In order to facilitate learning, we need to place ourselves in dissonance--places where our world views don't work. Then we adjust. This is a painful paradox because it would seem that comfort is also a foundational objective for humans, and stability sooths like few other things.

Training is a much more basic process of learning how to do a specific task within our world views. It is a more primitive skill, I'd guess, in an evolutionary sense. Training little interests me. It is structural as I use the term and rarely associated with meaningful learning in any direct sense.

What some consultants/scholars, etc. call knowledge management is more akin to what I am calling learning. But KM also incorporates the training on how to replicate basic functions that transfer culture and economic structures from one party to another. It is sort of a bridge concept. Institutions, are, structurally interlinked generation to generation for knowledge management. I've written on all this before, for the most part.

The great variable in knowledge/training/learning (and their variations) is time...time to application of learning; time of relevance of learning; inscrutable time.

Humans organize rationally over time. We call this planning. The best planning integrates learning and expectations for further learning, but few humans or human institutions do very well at this highly complex task. Most plan in a rather static and mindless rather than mindful way. We are so bad at planning that it is now increasingly common to hear it argued we are better off not planning--a discouraging view. But so it may be in some instances.

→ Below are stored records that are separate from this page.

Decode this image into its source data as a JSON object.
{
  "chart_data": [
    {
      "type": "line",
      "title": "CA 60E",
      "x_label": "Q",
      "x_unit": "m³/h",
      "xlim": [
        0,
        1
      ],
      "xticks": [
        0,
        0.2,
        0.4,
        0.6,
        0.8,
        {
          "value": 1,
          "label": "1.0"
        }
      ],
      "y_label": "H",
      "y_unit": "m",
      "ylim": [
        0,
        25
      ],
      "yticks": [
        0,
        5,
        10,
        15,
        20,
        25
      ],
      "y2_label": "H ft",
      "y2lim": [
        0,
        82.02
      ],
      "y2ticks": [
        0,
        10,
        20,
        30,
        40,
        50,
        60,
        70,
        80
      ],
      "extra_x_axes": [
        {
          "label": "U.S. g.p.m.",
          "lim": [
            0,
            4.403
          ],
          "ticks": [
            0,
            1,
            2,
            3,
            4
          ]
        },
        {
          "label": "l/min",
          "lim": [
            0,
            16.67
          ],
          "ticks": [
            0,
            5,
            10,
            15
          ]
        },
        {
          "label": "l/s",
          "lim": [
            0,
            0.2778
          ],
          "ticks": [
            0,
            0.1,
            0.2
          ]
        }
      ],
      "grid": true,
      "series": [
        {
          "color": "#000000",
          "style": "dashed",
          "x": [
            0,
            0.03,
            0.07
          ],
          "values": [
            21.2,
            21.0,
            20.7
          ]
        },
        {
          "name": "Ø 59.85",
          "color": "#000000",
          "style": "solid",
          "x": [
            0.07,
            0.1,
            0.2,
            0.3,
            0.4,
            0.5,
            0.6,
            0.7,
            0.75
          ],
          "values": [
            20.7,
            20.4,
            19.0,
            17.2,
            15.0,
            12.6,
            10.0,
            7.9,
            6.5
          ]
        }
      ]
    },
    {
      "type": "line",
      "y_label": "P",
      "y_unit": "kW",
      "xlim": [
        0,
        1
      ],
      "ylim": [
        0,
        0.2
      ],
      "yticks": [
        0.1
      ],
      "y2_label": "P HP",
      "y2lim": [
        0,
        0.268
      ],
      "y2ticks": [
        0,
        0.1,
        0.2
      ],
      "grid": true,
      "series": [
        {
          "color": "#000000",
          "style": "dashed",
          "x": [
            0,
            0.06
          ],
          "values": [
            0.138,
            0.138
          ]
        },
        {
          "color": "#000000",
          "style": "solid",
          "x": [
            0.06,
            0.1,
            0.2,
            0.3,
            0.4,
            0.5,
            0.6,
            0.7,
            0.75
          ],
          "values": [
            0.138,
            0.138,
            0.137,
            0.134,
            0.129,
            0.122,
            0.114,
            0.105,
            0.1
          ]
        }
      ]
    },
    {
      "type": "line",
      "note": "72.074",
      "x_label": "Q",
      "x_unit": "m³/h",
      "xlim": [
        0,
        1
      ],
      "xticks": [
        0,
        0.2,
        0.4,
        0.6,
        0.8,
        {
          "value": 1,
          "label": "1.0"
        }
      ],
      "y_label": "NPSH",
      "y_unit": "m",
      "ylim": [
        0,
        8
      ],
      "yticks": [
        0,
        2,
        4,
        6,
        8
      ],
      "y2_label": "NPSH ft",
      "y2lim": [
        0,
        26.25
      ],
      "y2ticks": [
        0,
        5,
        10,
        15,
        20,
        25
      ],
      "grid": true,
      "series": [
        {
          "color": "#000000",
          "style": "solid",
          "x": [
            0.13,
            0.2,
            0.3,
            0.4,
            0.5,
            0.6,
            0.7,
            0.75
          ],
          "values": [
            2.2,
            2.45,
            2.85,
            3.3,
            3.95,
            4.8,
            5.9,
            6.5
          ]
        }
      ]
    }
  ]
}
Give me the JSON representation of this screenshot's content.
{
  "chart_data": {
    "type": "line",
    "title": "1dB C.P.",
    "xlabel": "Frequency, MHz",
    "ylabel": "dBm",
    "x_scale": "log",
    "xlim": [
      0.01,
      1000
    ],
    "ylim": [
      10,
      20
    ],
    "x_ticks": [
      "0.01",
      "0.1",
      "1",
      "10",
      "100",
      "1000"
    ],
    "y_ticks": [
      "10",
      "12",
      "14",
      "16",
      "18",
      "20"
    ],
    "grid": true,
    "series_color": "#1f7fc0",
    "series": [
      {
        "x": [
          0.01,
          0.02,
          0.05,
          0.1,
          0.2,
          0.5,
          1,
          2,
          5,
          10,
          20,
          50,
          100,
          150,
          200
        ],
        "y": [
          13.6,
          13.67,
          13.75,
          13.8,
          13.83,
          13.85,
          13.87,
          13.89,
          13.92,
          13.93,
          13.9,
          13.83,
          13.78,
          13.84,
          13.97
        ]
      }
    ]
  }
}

The crux of time knowledge is a capacity to cope. The crux of leadership is enabling that learning. These together form the great challenges of this century. So far I am not optimistic about the likely outcomes. One would prefer to end the year optimistically, but false optimism is the worst sort of poison to learning.

Sunday, December 30, 2007

One Tool Fallacy

It interests me that people seem to keep searching for the one application where they can spend the bulk of their time. At the very same time I cannot help but notice that nearly everyone is using a proliferation of not only tools but platforms on which to run tools.

A great deal of time is no doubt spent with integration. But it is a sort of building on sand project I think. Just as firms of old used to chase the Holy Grail of unified systems (remember SAP?), now individuals hope to have self-info-hegemony.

Not bloody likely. Here's why:

You see everything IS miscellaneous (D. Weinberger). We have power to track and subdivide, so no one is likely to let any one supplier proliferate. There seems to be no competitive or innovative advantage to being big anyway. So, things fragment while capitalists fund nuanced differences from relatively well accepted standards. And, at the risk of value judgment, this is entirely a good thing. Better still, free software geeks cloistered in some info-grotto kill themselves to pump out free versions. Yay!

Dissonance, anger and learning

Anger often lurks near learning. Why? Frustration is the hallmark of dissonance, and I largely believe that dissonance of a sort is necessary to learn. But why?

Learning is an adaptive mechanism we gained to be able to cope with time and change. Evolution loves coping strategies...indeed, natural selection isn't so much about winning as it is about coping. Those who cope best survive and thrive.

Learning and coping are one and the same for me. I learn when I can face dissonance and not respond with anger alone. Anger is a trigger for memories, but coping is learning to get on and get through the dissonance (of, say, a tough algebra problem).

Twitter Twibes

There's lots of talk of tribes. I think of Maffesoli, but there are other writers. What is my Twitter Twibe... an Elmer Fuddism I like to think I made up?

My Twibe is those who say curious things to me. People who cause me dissonance yes, but also those who help me feel warmth. Warmth and learning. That's my Twibe.